Many bitcoiners see Monero as a research experiment. At some point, certain Monero features might get implemented. But let bitcoiners decide what is good tech, not Monero shills. Attacking a fundamental property of Bitcoin is simply an attack on Bitcoin (for the benefit of any Xmr bags?). It's as if Bitcoin has to become Monero to be "good enough". Not all bitcoiners want complete obfuscation on the base layer. The whole point of Bitcoin is that it's auditable. We want private transactions sure, but it should be a balanced approach (not like Monero).
Bitcoin devs are working on Lightning, CoinSwap, etc. All privacy enhancing features. No need to be so black and white. Bitcoin has network effects and excellent tech. Feel free to support the Bitcoin devs like Chris Belcher to make it even better.
What is the significance of the 0.6% and 1% figures here?
Also, bitcoin would be perfectly functional without a capped supply. It is not a fundamental property of bitcoin regardless of what bagholders would like to believe.
Limiting the block space will not increase total fees, because you are also limiting the amount of transactions you can collect fees from. At some point, the fees will just become too prohibitive and people will stop using bitcoin.
If at some point tail emission is increased from 0.6% to 1% (e.g. "to better guarantee mining security, as 0.6% is apparently too low"), you open the door to further changes in your inflation rate.
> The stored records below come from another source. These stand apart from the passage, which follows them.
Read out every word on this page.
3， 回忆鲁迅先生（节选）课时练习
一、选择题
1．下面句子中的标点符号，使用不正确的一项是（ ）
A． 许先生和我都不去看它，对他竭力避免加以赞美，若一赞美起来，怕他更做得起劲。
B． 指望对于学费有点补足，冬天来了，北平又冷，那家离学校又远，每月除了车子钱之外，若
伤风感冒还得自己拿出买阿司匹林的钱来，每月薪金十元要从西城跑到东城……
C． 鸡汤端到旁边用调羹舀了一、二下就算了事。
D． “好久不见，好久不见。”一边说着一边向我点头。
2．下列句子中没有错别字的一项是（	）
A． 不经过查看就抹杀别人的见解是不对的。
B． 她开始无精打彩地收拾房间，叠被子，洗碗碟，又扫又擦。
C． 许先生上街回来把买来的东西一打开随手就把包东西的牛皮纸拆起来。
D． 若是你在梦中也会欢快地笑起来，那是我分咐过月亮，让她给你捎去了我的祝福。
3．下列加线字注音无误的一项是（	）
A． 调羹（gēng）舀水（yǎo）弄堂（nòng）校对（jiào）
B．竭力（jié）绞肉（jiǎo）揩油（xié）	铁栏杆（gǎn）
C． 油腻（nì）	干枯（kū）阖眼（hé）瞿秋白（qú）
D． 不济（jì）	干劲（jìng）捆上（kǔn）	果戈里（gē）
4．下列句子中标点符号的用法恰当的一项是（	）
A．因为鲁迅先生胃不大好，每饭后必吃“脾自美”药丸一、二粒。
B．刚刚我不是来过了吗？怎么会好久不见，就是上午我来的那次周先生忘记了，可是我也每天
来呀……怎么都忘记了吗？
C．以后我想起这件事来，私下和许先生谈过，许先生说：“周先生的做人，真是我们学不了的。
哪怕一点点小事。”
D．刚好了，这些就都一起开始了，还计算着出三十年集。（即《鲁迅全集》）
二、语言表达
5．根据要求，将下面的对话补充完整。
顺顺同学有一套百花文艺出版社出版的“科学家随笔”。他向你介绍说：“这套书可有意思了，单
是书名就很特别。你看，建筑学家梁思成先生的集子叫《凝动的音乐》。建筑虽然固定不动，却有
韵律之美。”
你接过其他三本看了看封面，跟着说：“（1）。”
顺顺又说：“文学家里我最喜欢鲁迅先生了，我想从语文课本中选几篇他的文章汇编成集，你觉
Having an arbitrary % of tail emission opens the door to changing it for whatever reason seems fit. Going from no tail emission to tail emission is however a much bigger leap.
The 21 million cap is as fundamental as it gets. If you don't see that, you don't know much about Bitcoin.
Limiting the block size is just an example. If you limit the block size, fees per block will increase if there is enough demand for the block space. During periods of mania (not enough block space for the demand), you can see that fees exploded higher. It's not that a higher fee and less tx means they cancel each other out. When there is high demand for block space, people will pay more and the total fee goes much higher (cf. mania phases).
Oh right, you have a crystal ball and can predict that no one is willing to pay more fees 10-20 years from now.
The tail emission will never be increased, this is the same emission schedule agreed upon back in 2014. And the tail emission is not 0.6%, as I said earlier it's 0.6. It's just a constant 0.6 monero/2 min, not a percentage of supply.
I don't have a crystal ball, but I do have a functioning brain that tells me that 7 on-chain transactions per second is not enough if you are trying to make a financial system that takes over the world.